In a follow-up book, 1993’s Black Holes and Baby Universes and Other Essays, he explained his motivation for taking his work directly to the public. “If we do discover a complete theory [of the universe], it should in time be understandable in broad principle by everyone, not just a few scientists,” he wrote. “Then we shall all, philosophers, scientists, and just ordinary people, be able to take part in the discussion of the question of why it is that we and the universe exist. If we find the answer to that, it would be the ultimate triumph of human reason — for then we would know the mind of God.” (Hawking was using the term "God" loosely. He was a vocal atheist and was not a fan of organized religion.)
In other popular books, Hawking continued to bring cosmology to the mainstream, and became a popular figure himself. He appeared on television shows including “The Simpsons,” “Big Bang Theory” and “Star Trek: The Next Generation,” and his voice was also included on the 1994 Pink Floyd album The Division Bell. He was portrayed by Benedict Cumberbatch in the 2004 dramatization of his early life Hawking and by Eddie Redmayne, who won an Oscar in 2014 for his portrayal of the physicist in The Theory of Everything, which told the story of his first marriage and how he dealt with his diagnosis of ALS.
Overbye opines that the most incredible part of Hawking’s life is the fact that he had a life and career at all. While ALS, a motor neuron disease, often kills people who have it relatively quickly, Hawking’s disease progressed slowly. In the 1970s, he slowly lost the ability to walk and his speech weakened. After a bought of pneumonia in 1984, he lost his speech. A colleague outfitted him with his iconic speech synthesizer that allowed him to select letters and words via a small joystick and later by moving his eyes and twitching his cheek. (He complained, however, that the synthesizer gave him an American accent.)
Hawking continued traveling the globe, giving lectures and visiting new places, such as Antarctica, where he celebrated his 60th birthday with a hot-air balloon ride. Among his many adventures, the British cosmologist once experienced floating weightlessly in a zero-gravity on a Boeing 727. He was also known to zoom around Cambridge in his electric wheelchair at unsafe speeds.

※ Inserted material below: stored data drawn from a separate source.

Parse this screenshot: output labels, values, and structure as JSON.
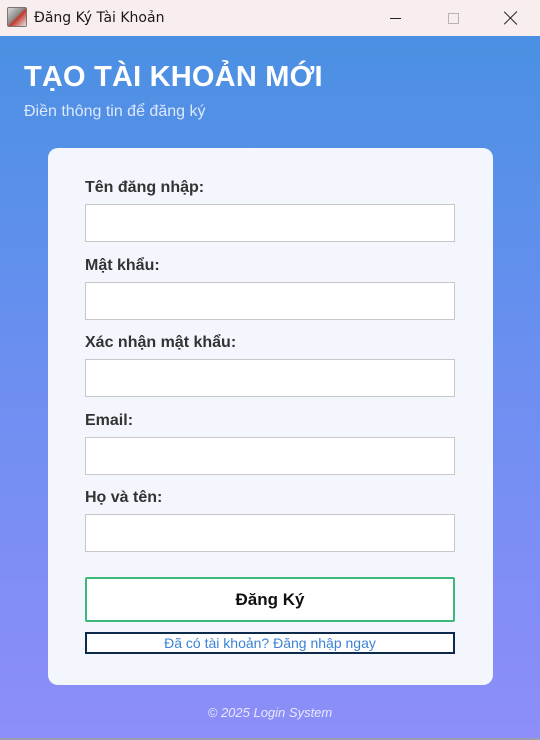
{
  "window": {
    "title": "Đăng Ký Tài Khoản"
  },
  "header": {
    "title": "TẠO TÀI KHOẢN MỚI",
    "subtitle": "Điền thông tin để đăng ký"
  },
  "form": {
    "fields": [
      {
        "label": "Tên đăng nhập:",
        "value": "",
        "placeholder": ""
      },
      {
        "label": "Mật khẩu:",
        "value": "",
        "placeholder": ""
      },
      {
        "label": "Xác nhận mật khẩu:",
        "value": "",
        "placeholder": ""
      },
      {
        "label": "Email:",
        "value": "",
        "placeholder": ""
      },
      {
        "label": "Họ và tên:",
        "value": "",
        "placeholder": ""
      }
    ],
    "submit_label": "Đăng Ký",
    "login_link": "Đã có tài khoản? Đăng nhập ngay"
  },
  "footer": {
    "text": "© 2025 Login System"
  },
  "colors": {
    "gradient_top": "#4a90e2",
    "gradient_bottom": "#8e8ef8",
    "button_border": "#3cb878",
    "link_text": "#3b82d6"
  },
  "icons": {
    "app": "app-icon",
    "minimize": "minimize-icon",
    "maximize": "maximize-icon",
    "close": "close-icon"
  }
}
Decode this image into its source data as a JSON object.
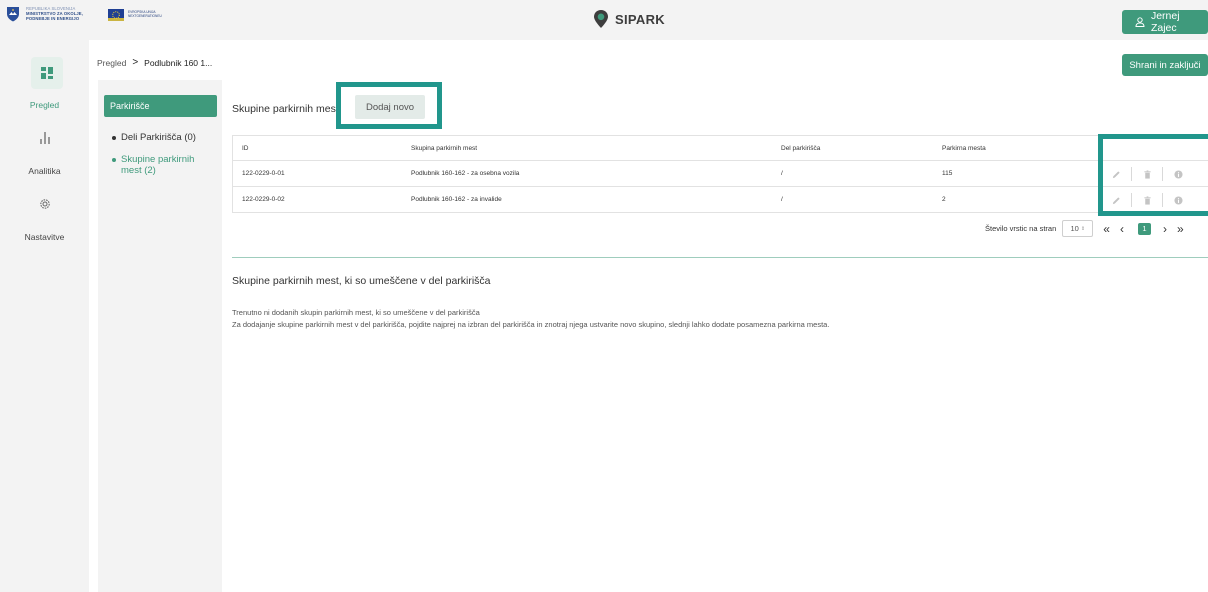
{
  "header": {
    "gov_logo": {
      "lines": [
        "REPUBLIKA SLOVENIJA",
        "MINISTRSTVO ZA OKOLJE,",
        "PODNEBJE IN ENERGIJO"
      ]
    },
    "eu_logo": {
      "lines": [
        "EVROPSKA UNIJA",
        "NEXTGENERATIONEU"
      ]
    },
    "brand": "SIPARK",
    "user_name": "Jernej Zajec"
  },
  "nav": {
    "items": [
      {
        "label": "Pregled",
        "icon": "dashboard-icon",
        "active": true
      },
      {
        "label": "Analitika",
        "icon": "bar-chart-icon",
        "active": false
      },
      {
        "label": "Nastavitve",
        "icon": "gear-icon",
        "active": false
      }
    ]
  },
  "breadcrumb": {
    "root": "Pregled",
    "separator": ">",
    "current": "Podlubnik 160 1..."
  },
  "save_button": "Shrani in zaključi",
  "subpanel": {
    "parking_button": "Parkirišče",
    "items": [
      {
        "label": "Deli Parkirišča (0)",
        "active": false
      },
      {
        "label": "Skupine parkirnih mest (2)",
        "active": true
      }
    ]
  },
  "groups": {
    "title": "Skupine parkirnih mest",
    "add_button": "Dodaj novo",
    "columns": [
      "ID",
      "Skupina parkirnih mest",
      "Del parkirišča",
      "Parkirna mesta"
    ],
    "rows": [
      {
        "id": "122-0229-0-01",
        "group": "Podlubnik 160-162 - za osebna vozila",
        "part": "/",
        "spots": "115"
      },
      {
        "id": "122-0229-0-02",
        "group": "Podlubnik 160-162 - za invalide",
        "part": "/",
        "spots": "2"
      }
    ],
    "pager": {
      "rows_label": "Število vrstic na stran",
      "rows_value": "10",
      "page": "1"
    }
  },
  "placed_groups": {
    "title": "Skupine parkirnih mest, ki so umeščene v del parkirišča",
    "empty_text": "Trenutno ni dodanih skupin parkirnih mest, ki so umeščene v del parkirišča",
    "hint_text": "Za dodajanje skupine parkirnih mest v del parkirišča, pojdite najprej na izbran del parkirišča in znotraj njega ustvarite novo skupino, slednji lahko dodate posamezna parkirna mesta."
  },
  "colors": {
    "accent": "#3f9a7c",
    "highlight": "#21968c",
    "panel": "#f3f3f3"
  }
}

He was never able to make a trip into space, something he had planned with Richard Branson, who in 2017 offered him a seat on a future Virgin Galactic flight. “I want to show that people need not be limited by physical handicaps as long as they are not disabled in spirit,” as he told Overbye in an interview a decade earlier, back in 2007.
In recent years, Hawking has become something of a public intellectual with reporters asking his opinions on many subjects. Most famously, in 2010, Hawking suggested that making contact with aliens would be a bad idea, and that the outcome would be similar to when Columbus made contact with Native Americans. He offered similar warnings about the development of unregulated artificial intelligence in 2014.
Just last week, he was in the news for discussing what the universe might have been like before the Big Bang—a complex topic that required physics, astronomy, and an outsized human imagination to distill down for the public. A topic, in other words, that was perfectly suited to Hawking.